Tiga kondisi tadi mewakili kondisi warga menggunakan ruang publik. Dua peristiwa mewakili minimnya akses ruang ;ublik untuk bermain sedangkan satu peristiwa menggambarkan fungsi sosial yang sangat besar sebuah ruang publik. Bermain adalah hak asasi bagi warga usia anak-anak. Bermain membutuhkan ruang yang proporsional yang salah satunya berupa ruang publik. Kebutuhan bermain dan berekreasi faktanya tidak bisa dinikmati merata di Indonesia karena perbedaan ketersediaan ruang publik.
[caption caption="Alun-alun Purwokerto (sumber cakpoer.com)"]
[/caption]
Melihat kenyataan sangat terbatasnya ruang publik (public space) tempat bermain dan berekreasi, sungguh sangat meprihatinkan penulis.
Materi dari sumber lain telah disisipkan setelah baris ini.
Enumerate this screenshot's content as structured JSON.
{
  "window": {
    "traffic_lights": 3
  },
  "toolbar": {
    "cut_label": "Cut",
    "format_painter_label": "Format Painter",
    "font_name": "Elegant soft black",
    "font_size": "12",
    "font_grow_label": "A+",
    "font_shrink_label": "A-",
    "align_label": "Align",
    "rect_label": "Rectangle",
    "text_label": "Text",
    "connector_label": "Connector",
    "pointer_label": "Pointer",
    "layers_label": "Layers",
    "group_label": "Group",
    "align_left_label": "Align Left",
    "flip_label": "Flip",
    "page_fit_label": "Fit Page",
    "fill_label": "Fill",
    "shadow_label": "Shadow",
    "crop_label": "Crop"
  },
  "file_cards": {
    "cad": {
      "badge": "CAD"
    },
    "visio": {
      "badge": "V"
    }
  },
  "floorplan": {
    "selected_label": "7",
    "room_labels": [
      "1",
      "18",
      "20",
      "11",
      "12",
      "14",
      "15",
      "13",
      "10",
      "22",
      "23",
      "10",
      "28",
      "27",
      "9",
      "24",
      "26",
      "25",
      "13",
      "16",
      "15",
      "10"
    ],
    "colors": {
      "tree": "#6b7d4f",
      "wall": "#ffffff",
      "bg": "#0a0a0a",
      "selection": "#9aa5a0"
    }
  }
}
Ruang publik sebagai sarana mempersatukan warga dalam status yang sama masih merupakan mimpi. Yang terlihat, justru ruang publik yang ada tidak terawat dan fasilitas yang dibangun banyak yang rusak oleh warga kota sendiri. Maka slogan ”Di ruang publik kita menemukan kesetaraan tanpa batas”. yang dilontarkan oleh Mantan Wakil Walikota Bogota Kolombia, Enrique Penalosa, jauh panggang dari api . Kenyataan memperlihatkan miskin atau kaya, pejabat atau rakyat jelata, profesor atau tukang becak, di ruang publik semua menjadi sama tidak bisa bersatu. Perbedaan kaya-miskin, sangat kasat mata saat masyarakat sedang menghabiskan waktu senggangnya. Si kaya bisa bersenang-senang di vila megah, lapangan golf bertarif mahal, kolam renang mewah dan sarapan pagi di restoran mewah. Sebaliknya si miskin hanya bisa main bola di jalanan beraspal, menonton tv atau menikmati aktivitas masyarakat di pinggir jalan atau di warung pengap. Untuk itu perlu adanya entitas masyarakat yang bisa menjembati gap sosial sehingga dengan ruang public yang terbatas ini, interaksi sosial masih bisa berjalan dan semakin meningkat kualitasnya. Entitas yang berpotensi itu saat ini bernama komunitas.
Pengertian Ruang Publik
Menurut James Siahaan dalam artielnya berjudul “ RUANG PUBLIK : ANTARA HARAPAN DAN KENYATAAN “ ruang publik diartikan sebagai ruang bagi diskusi kritis yang terbuka bagi semua orang. Pada ruang publik ini, warga privat (private person) berkumpul untuk membentuk sebuah publik dimana nalar publik ini akan diarahkan untuk mengawasi kekuasaan pemerintah dan kekuasaan negara. Lebih lanjut, ruang publik dalam hal ini terdiri dari media informasi seperti surat kabar dan jurnal. Disamping itu, juga termasuk dalam ruang publik adalah tempat minum dan kedai kopi, balai pertemuan, serta ruang publik lain dimana diskusi sosio-politik berlangsung.
Lebih lanjut Siaahaan menuturkan bahwa ruang publik ditandai oleh tiga hal yaitu responsif, demokratis, dan bermakna. Responsif dalam arti ruang publik adalah ruang yang dapat digunakan untuk berbagai kegiatan dan kepentingan luas. Demokratis, artinya ruang publik dapat digunakan oleh masyarakat umum dari berbagai latar belakang sosial, ekonomi, dan budaya serta aksesibel bagi berbagai kondisi fisik manusia. Bermakna memiliki arti kalau ruang publik harus memiliki tautan antara manusia, ruang, dan dunia luas dengan konteks sosial.
Sementara itu, secara spasial ruang publik didefinisikan sebagai tempat dimana setiap orang memiliki hak untuk memasukinya tanpa harus membayar uang masuk atau uang lainnya. Ruang publik dapat berupa jalan (termasuk pedestrian), tanah perkerasan (pavement), public squares, dan taman (park). Hal ini berarti bahwa ruang terbuka hijau (open space) publik seperti jalan dan taman serta ruang terbuka non-hijau publik seperti tanah perkerasan (plaza) dan public squares dapat difungsikan sebagai ruang publik.